The UserLinux project is Debian. It is a Custom Debian Distribution:
http://wiki.debian.net/index.cgi?CustomDebian

It is also a community of service and support providers, and a marketing organization for these providers.

_This_ is how to do service and support, in a manner consistent with community spirit.

It's about a Free Market with actual competition - competition between service and support providers, while sharing the cost of certification, development of the base distribution/ testing, as well as marketing.

This is the most logical venture I have ever seen.

Bemused
Zenaan

Bruce Perens: the Linux colonel talks (vnunet)

Posted Sep 14, 2004 21:21 UTC (Tue) by zenaan (subscriber, #3778) [Link]

>> 2) the model decouples the service rendered (support) from what is being paid for (a software seat) in a way that simply cries out for a competitor to set it right

> Both points are common practice, and no vendor seems to be suffering from it.

This is a classic example of the beliefs you belie: your perspective is of the Vendor (Red Hat in your personal case), not the customer.

And this is the very point the Bruce and the UserLinux project are addressing. Red Hat is structured to maximize benefit to Red Hat.

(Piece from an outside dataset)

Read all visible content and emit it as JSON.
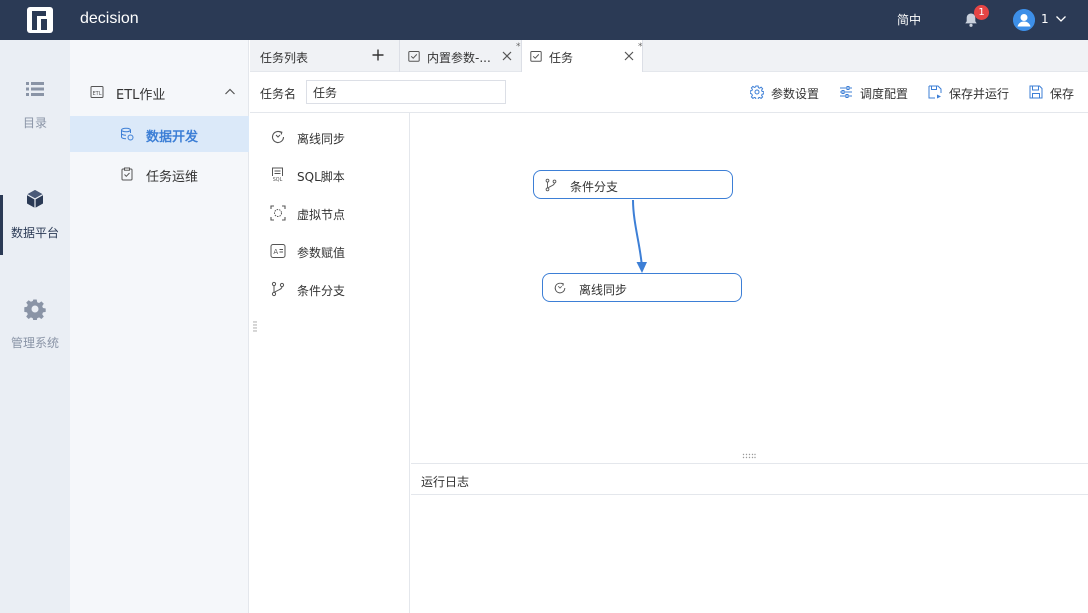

Bruce didn't disagree with you where you say "no vendor seems to be suffering from it" - of course Red Hat doesn't suffer (yet) from this model, because it has no serious competition _from a different model_.

Suse, Xandros, or any other.

UserLinux.com is the real competition here. Red Hat is yet to feel its effects. Red Hat may have to alter its business model in line with this new model, just as Proprietary software has in very large ways given way to Open Source and Free Software.